When the Obama administration announced new rules last month aimed at making so-called “corporate inversions” less profitable, it was far from clear just how successful they would be at discouraging use of the tactic, in which a U.S. company purchases another firm in a low-tax country and transfers its headquarters there in order to benefit from lower taxes.
Critics pointed out that the rules left one of the other drivers of inversions, a practice known as “earnings stripping” untouched, and others said the language of the Treasury Department’s rulemaking virtually guaranteed legal challenges.

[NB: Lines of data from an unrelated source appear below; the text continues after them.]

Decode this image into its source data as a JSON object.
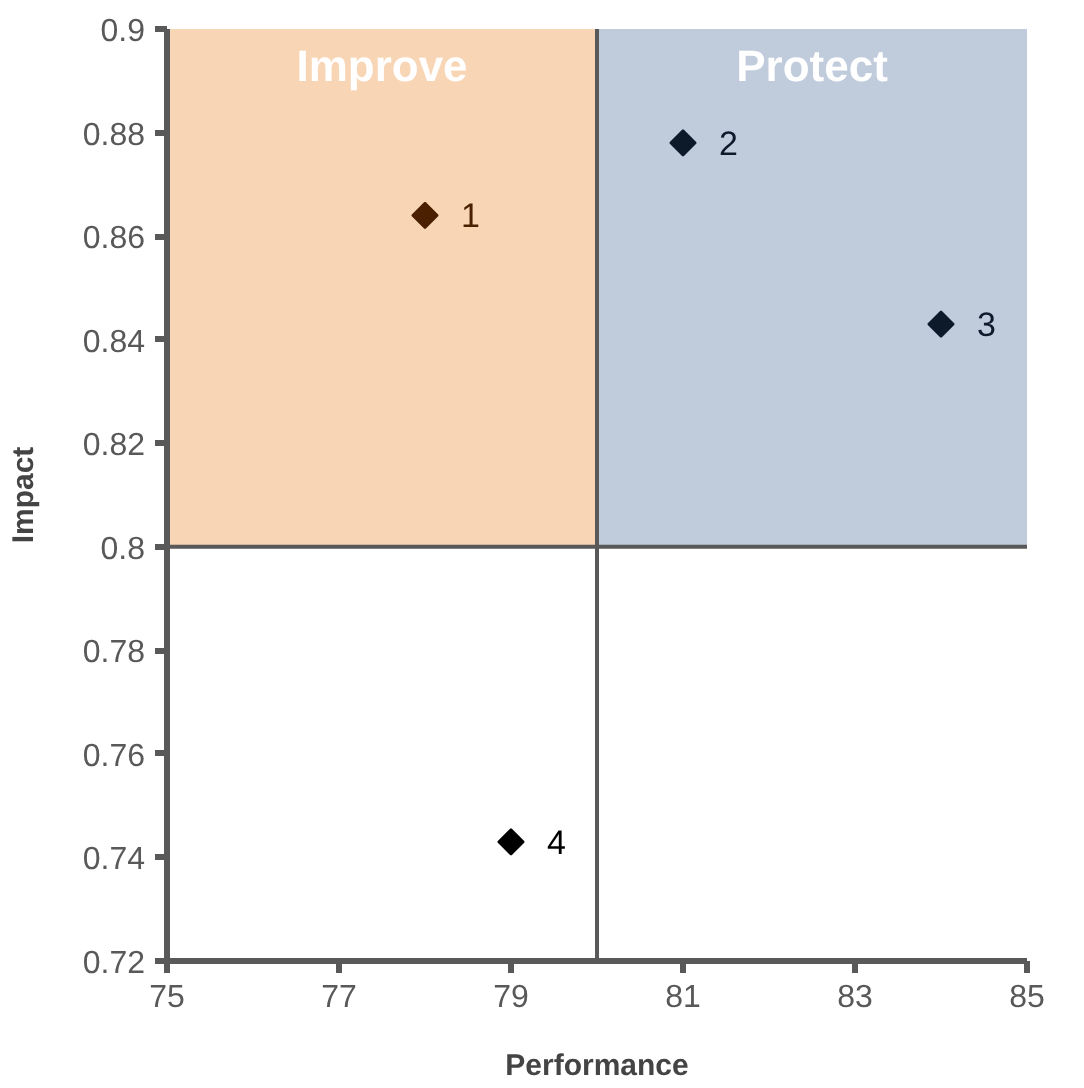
{
  "chart_data": {
    "type": "scatter",
    "xlabel": "Performance",
    "ylabel": "Impact",
    "xlim": [
      75,
      85
    ],
    "ylim": [
      0.72,
      0.9
    ],
    "xticks": [
      75,
      77,
      79,
      81,
      83,
      85
    ],
    "yticks": [
      0.72,
      0.74,
      0.76,
      0.78,
      0.8,
      0.82,
      0.84,
      0.86,
      0.88,
      0.9
    ],
    "marker": "diamond",
    "grid": false,
    "legend": false,
    "bands": [
      {
        "axis": "x",
        "from": 75,
        "to": 80,
        "label": "Improve",
        "color": "#f8d5b5"
      },
      {
        "axis": "x",
        "from": 80,
        "to": 85,
        "label": "Protect",
        "color": "#c0cbdc"
      }
    ],
    "ref_lines": [
      {
        "axis": "x",
        "value": 80,
        "color": "#595959"
      },
      {
        "axis": "y",
        "value": 0.8,
        "color": "#595959"
      }
    ],
    "series": [
      {
        "name": "1",
        "color": "#4a2000",
        "x": [
          78
        ],
        "values": [
          0.864
        ]
      },
      {
        "name": "2",
        "color": "#0d1a2a",
        "x": [
          81
        ],
        "values": [
          0.878
        ]
      },
      {
        "name": "3",
        "color": "#0d1a2a",
        "x": [
          84
        ],
        "values": [
          0.843
        ]
      },
      {
        "name": "4",
        "color": "#000000",
        "x": [
          79
        ],
        "values": [
          0.743
        ]
      }
    ]
  }
}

At the time, in an interview with The Fiscal Times, Urban-Brookings Tax Policy Center senior fellow Steven M. Rosenthal warned that the rules “did not tackle the full range of benefits” companies get from inversion deals. He pointed out that after an inversion, there was nothing in the rules stopping an inverted company from loading up its U.S. operations with debt incurred by overseas affiliates and rendering them technically unprofitable (and therefore largely untaxable) under U.S. law.
Speaking to the Wall Street Journal, tax advisor Robert Willens said that he believed the rule did not strike a “mortal blow” to the practice, and said that companies were likely to fight the rules in court. “There’s a very good chance that parts of this notice are imminently challengeable.”
However, the immediate consequences of the rule changes appear to be drastically altering the way companies look at inversions. Last week, U.S.-based fruit importer Chiquita Brands, of banana fame, called off its proposed merger with Irish firm Fyffes. The deal would have involved moving the headquarters of the combined companies to Ireland, which has a substantially lower corporate tax rate than the U.S.
While the company did not cite the new rules from Treasury as a cause of the decision — in fact, Chiquita was quite close-mouthed about its reversal — the business press largely reported it as an example of inversions falling out of favor. And Chiquita’s decision appears to make it liable for a substantial payment to Fyffes, suggesting that the deal that once looked like a winner to the U.S. firm recently became far less attractive.
A more obvious example of the Treasury policy’s bite was Chicago-based pharmaceutical firm Abbvie’s announcement earlier this month that it was abandoning its plan to merge with U.K.-based Shire Pharmaceuticals. Abbvie explicitly blamed the Obama administration’s new policy on inversions for the failure of the deal, which will cost Abbvie more than $1.5 billion in payments to Shire.
After the deal fell through, Abbvie CEO Richard A. Gonzalez went public with complaints about the new anti-inversion policies, pointing out that a huge part of the incentive to do these deals in the first place is the failure of the U.S. government to bring its corporate tax system into line with global norms.
“The unprecedented unilateral action by the U.S. Department of Treasury may have destroyed the value in this transaction, but it does not resolve a critical issue facing American businesses today,” he said. “The U.S. tax code is outdated and is putting global U.S.- based companies at a disadvantage to foreign competitors in an area of critical importance, specifically investing in the United States. Comprehensive tax reform is essential to create competitiveness and to stimulate investment in the economy.”
Gonzalez’s complaint echoes one heard not just from CEOs themselves, but from members of Congress who are well aware that the U.S tax code hasn’t been overhauled for the better part of a generation, and has therefore fallen well behind the practices preferred by most industrialized countries.
While the Obama administration may have curtailed a short-term public relations crisis that had U.S. businesses fleeing the country for friendlier climates, the long term results of the Treasury Department’s move may be to make corporate tax reform a more pressing issue when the new Congress convenes in January.